I'm trying to get this number (circled in red), from this website https://www.banxico.org.mx/: enter image description here

And i have this code to get it but I get an empty list:

linktc='https://www.banxico.org.mx/'
pagetc=requests.get(linktc)
tree=html.fromstring(pagetc.content)
tipocambio=tree.xpath('//div[@id="vFIX"]//span[@class="valor"]//text()')
print("TC: ",tipocambio)

Does someone knows what's the problem?

Luis
  • 53
  • 4

2 Answers2

2

The issue here, is that you need a capable library.
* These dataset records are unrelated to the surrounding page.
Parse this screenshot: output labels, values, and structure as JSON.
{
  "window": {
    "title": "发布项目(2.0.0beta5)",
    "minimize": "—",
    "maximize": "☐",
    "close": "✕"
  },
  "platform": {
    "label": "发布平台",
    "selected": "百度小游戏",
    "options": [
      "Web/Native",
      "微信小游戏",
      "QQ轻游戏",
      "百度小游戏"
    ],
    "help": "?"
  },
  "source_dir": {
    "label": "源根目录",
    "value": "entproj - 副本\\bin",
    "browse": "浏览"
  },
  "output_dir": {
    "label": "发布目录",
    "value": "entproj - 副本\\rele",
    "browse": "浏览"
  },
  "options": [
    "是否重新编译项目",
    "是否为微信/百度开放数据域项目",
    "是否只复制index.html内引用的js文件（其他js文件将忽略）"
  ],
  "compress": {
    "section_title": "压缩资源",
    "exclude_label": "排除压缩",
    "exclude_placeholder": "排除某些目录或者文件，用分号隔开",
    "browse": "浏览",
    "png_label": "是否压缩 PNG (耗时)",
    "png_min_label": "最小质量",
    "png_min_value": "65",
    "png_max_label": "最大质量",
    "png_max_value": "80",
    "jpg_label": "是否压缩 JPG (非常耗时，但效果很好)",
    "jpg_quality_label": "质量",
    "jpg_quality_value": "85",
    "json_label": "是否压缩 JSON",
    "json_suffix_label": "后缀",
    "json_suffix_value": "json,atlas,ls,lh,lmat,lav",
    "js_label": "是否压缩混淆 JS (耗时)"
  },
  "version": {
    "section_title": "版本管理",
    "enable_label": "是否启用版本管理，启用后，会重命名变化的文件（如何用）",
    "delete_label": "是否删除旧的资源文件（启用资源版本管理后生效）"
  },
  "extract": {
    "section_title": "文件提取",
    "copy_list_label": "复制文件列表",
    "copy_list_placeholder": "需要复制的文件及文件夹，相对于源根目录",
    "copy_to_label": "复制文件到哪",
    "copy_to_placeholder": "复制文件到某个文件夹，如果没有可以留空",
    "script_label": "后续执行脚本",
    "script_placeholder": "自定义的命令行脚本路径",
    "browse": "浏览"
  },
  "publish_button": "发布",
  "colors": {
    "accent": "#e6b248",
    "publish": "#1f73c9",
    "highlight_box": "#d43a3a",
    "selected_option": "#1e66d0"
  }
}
The value you would like is generated with JS.

You can instead use via :

const puppeteer = require('puppeteer');
const fs = require('fs');
const debug = true;

(async () => {
    const browser = await puppeteer.launch({
        headless: true,
    });

    const page = await browser.newPage();

    // UA
    await page.setUserAgent('Mozilla/5.0 (X11; Linux x86_64; rv:57.0) Gecko/20100101 Firefox/57.0')

    // open main URL
    await page.goto('https://www.banxico.org.mx/', { waitUntil: 'networkidle2' });

    // wait for wanted selector to pop up
    await page.waitForXPath('//div[@id="vFIX"]//span[@class="valor"]');

    // retrieve text content
    var element = await page.$x('//div[@id="vFIX"]//span[@class="valor"]/text()');
    let text = await page.evaluate(element => element.textContent, element[0]);

    console.log(text);

    await browser.close();
})();

Output

22.6662

Or check Web-scraping JavaScript page with Python too

Gilles Quénot
  • 173,512
  • 41
  • 224
  • 223
  • 1
    [Accepted answer](https://stackoverflow.com/a/62565881/290085) is a fine work-around (+1 too), but this is technique is more generally applicable to sites with JavaScript-generated output. – kjhughes Jun 25 '20 at 00:17
  • 1
    Yes, agree both points, not all the times you have JSON (or random data) accessible like this. This solution is more generic, usable in all situations I know – Gilles Quénot Jun 25 '20 at 00:20
2

Javascript is needed to display the value. You could use Selenium to get it. Or retrieve the data directly from the JSON loaded in the background :

import urllib.request, json 
with urllib.request.urlopen("https://www.banxico.org.mx/canales/singleFix.json") as url:
    data = json.loads(url.read().decode())
    print(data['valor'])

Output : 22.6662

Alternative : get the value from elsewhere.

from lxml import html
import requests

url = 'https://www.banxico.org.mx/SieInternet/consultarDirectorioInternetAction.do?sector=6&accion=consultarCuadro&idCuadro=CF102&locale=es'
r = requests.get(url)
tree = html.fromstring(r.content)
value=tree.xpath('//tr[@id="nodo_0_0_0"]/td[7]//td[last()]')[0].text
print(value.strip())

Output : 22.6662

E.Wiest
  • 5,425
  • 2
  • 7
  • 12